If a startup has run a great pilot for its health innovation, what happens next? How does that become a sale? These four US-based speakers share their insights.
Speakers:
And this is, this is a very tricky question. At least what I’ve seen consistently over and over again, is that they focus, they tend to focus on the wrong metric. And the metric that a lot of innovators are focusing on is ROI—return on the investment. Essentially, if I’m going to spend X amount, ultimately, how much am I going to get in return as a result of that spend? But I think they’re in healthcare specifically, there’s a different metric that’s even more important. And that’s what I call ROO—return on outcomes. Because at the end of the day, ultimately, we’re treating some sort of quality or clinical outcome as a result of some of our solutions. So not saying that ROI is not important. But if you don’t do it in the context of return on outcomes and focus on those important measures, ultimately, the pilot won’t have any success.
An interesting way that I think a lot of organizations don’t necessarily conduct their, sort of, pilot tests in organizations, they don’t look at it as a typical clinical trial. And I think what we need to do is essentially take these digital technologies, if they are digital—whatever product decision is—and when we look at the return on outcomes of the product or solution, we need to look at it in the context as if we’re conducting a clinical trial. We do an early study. And we develop the metrics that we’re essentially going to measure and then we prove certain outcomes as a result of that study.
Now, once you have that, that essentially becomes your sale tool. And that becomes your ticket in hand to basically convince other organizations of why your product or service is actually valuable to that organization. Not only do you have the ROI measure in place, but now you’ve got your return, your ROO or return on outcome measure in place, that you can then take as a result of your pilot clinical trial and then scale that across other organizations.
Mahek Shah, MD, Project Director & Senior Researcher, Harvard Business School [01:58]
I think that clearly and confidently communicating your solution and your success in a pilot is important. Not just to your customer, but also to your user and to potential investors or existing investors if you have them. Because one pilot is great, two pilots is better. But we don’t know. To be truly successful, you need many pilots and many stakeholders interested in what you’re doing. And by being able to articulate that in a clear, concise, meaningful way, is critical to your success. And that solution should be meaningful, should be actionable and it should be manageable in the current healthcare delivery system—but also the future healthcare delivery system.

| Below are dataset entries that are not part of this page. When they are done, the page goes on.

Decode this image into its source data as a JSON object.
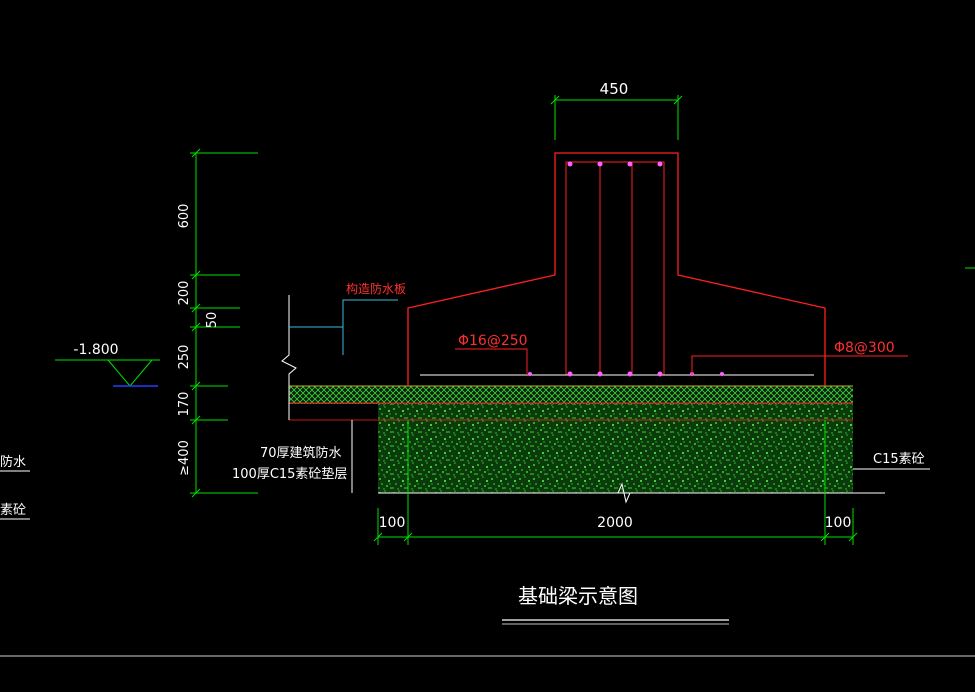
{
  "colors": {
    "background": "#000000",
    "dimension": "#00e000",
    "concrete": "#ff2020",
    "text": "#ffffff",
    "annotation_red": "#ff3030",
    "leader_cyan": "#30c0e0",
    "water_blue": "#2040ff",
    "hatch_green": "#2ebd2e",
    "hatch_olive": "#a0b020"
  },
  "dimensions": {
    "top_width": "450",
    "bottom_total": "2000",
    "bottom_left_offset": "100",
    "bottom_right_offset": "100",
    "vertical": [
      "600",
      "200",
      "50",
      "250",
      "170",
      "≥400"
    ]
  },
  "annotations": {
    "level": "-1.800",
    "waterproof_board": "构造防水板",
    "rebar_left": "Φ16@250",
    "rebar_right": "Φ8@300",
    "layer_waterproof": "70厚建筑防水",
    "layer_cushion": "100厚C15素砼垫层",
    "plain_concrete": "C15素砼",
    "left_edge_1": "防水",
    "left_edge_2": "素砼"
  },
  "title": "基础梁示意图"
}
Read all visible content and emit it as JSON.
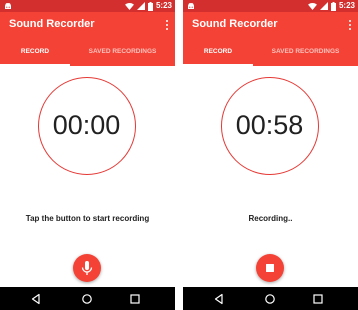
{
  "colors": {
    "status_bar": "#d32f2f",
    "app_bar": "#f44336",
    "accent": "#f44336",
    "timer_ring": "#e53935",
    "nav_bar": "#000000"
  },
  "screens": [
    {
      "status_bar": {
        "time": "5:23",
        "icons": [
          "android-notification-icon",
          "wifi-icon",
          "signal-icon",
          "battery-icon"
        ]
      },
      "app_bar": {
        "title": "Sound Recorder",
        "menu_icon": "overflow-menu-icon"
      },
      "tabs": [
        {
          "label": "RECORD",
          "selected": true
        },
        {
          "label": "SAVED RECORDINGS",
          "selected": false
        }
      ],
      "timer": "00:00",
      "status_text": "Tap the button to start recording",
      "fab": {
        "icon": "microphone-icon",
        "action": "start-recording"
      },
      "nav_bar": {
        "icons": [
          "back-icon",
          "home-icon",
          "recents-icon"
        ]
      }
    },
    {
      "status_bar": {
        "time": "5:23",
        "icons": [
          "android-notification-icon",
          "wifi-icon",
          "signal-icon",
          "battery-icon"
        ]
      },
      "app_bar": {
        "title": "Sound Recorder",
        "menu_icon": "overflow-menu-icon"
      },
      "tabs": [
        {
          "label": "RECORD",
          "selected": true
        },
        {
          "label": "SAVED RECORDINGS",
          "selected": false
        }
      ],
      "timer": "00:58",
      "status_text": "Recording..",
      "fab": {
        "icon": "stop-icon",
        "action": "stop-recording"
      },
      "nav_bar": {
        "icons": [
          "back-icon",
          "home-icon",
          "recents-icon"
        ]
      }
    }
  ]
}
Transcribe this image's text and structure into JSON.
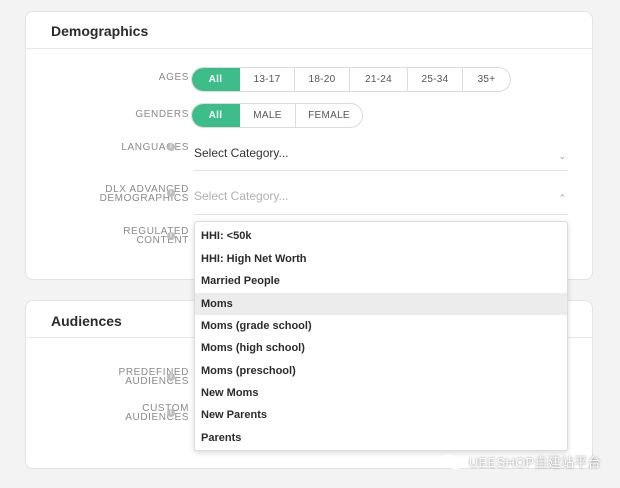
{
  "demographics": {
    "title": "Demographics",
    "ages": {
      "label": "AGES",
      "options": [
        "All",
        "13-17",
        "18-20",
        "21-24",
        "25-34",
        "35+"
      ],
      "selected": "All"
    },
    "genders": {
      "label": "GENDERS",
      "options": [
        "All",
        "MALE",
        "FEMALE"
      ],
      "selected": "All"
    },
    "languages": {
      "label": "LANGUAGES",
      "value": "Select Category..."
    },
    "dlx_advanced": {
      "label_line1": "DLX ADVANCED",
      "label_line2": "DEMOGRAPHICS",
      "placeholder": "Select Category..."
    },
    "regulated_content": {
      "label_line1": "REGULATED",
      "label_line2": "CONTENT"
    }
  },
  "dropdown": {
    "items": [
      "HHI: <50k",
      "HHI: High Net Worth",
      "Married People",
      "Moms",
      "Moms (grade school)",
      "Moms (high school)",
      "Moms (preschool)",
      "New Moms",
      "New Parents",
      "Parents"
    ],
    "highlighted": "Moms"
  },
  "audiences": {
    "title": "Audiences",
    "predefined": {
      "label_line1": "PREDEFINED",
      "label_line2": "AUDIENCES"
    },
    "custom": {
      "label_line1": "CUSTOM",
      "label_line2": "AUDIENCES"
    }
  },
  "watermark": {
    "text": "UEESHOP自建站平台"
  },
  "colors": {
    "accent": "#3dbd8a",
    "highlight": "#ececec"
  },
  "icons": {
    "info": "info-icon",
    "chevron_down": "chevron-down-icon",
    "chevron_up": "chevron-up-icon"
  }
}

Aaron Feierstein, Sr. Corporate Development Advisor, Healthworx, CareFirst BlueCross BlueShield [02:45]
We think about an innovator running a successful pilot that ends up leading to a sale when we’re taking into account whether to work with that innovator in the first place.
So typically, when we’re looking at a solution, it fits within a focus area or business need. And then typically we’ll, as part of the investment or as part of the strategic relationship, we will work with the innovator to create a pilot and or clinical utility study. And then from there, that will lead to the vendor relationship.
Zain Ismail, Principal Transformation Consultant, Strategic Support Services, Henry Ford Health System [03:23]
The journey at Henry Ford, I will warn you, is a little bit long. And so you should probably commit to at least a year in working with us. Taking your project from pilot to scale to a sale of some sort through our Innovation Institute. They largely are the ones that work with very early-stage companies. We help them to build a body of evidence. From there it goes on to our supply chain team to really see now does this company have the wherewithal, if you will, to actually become one of our official vendors?
And then from there, it actually goes to our IT project management office. But then works directly with that company to start scaling across our five hospitals, and our health plan if there’s a need there as well.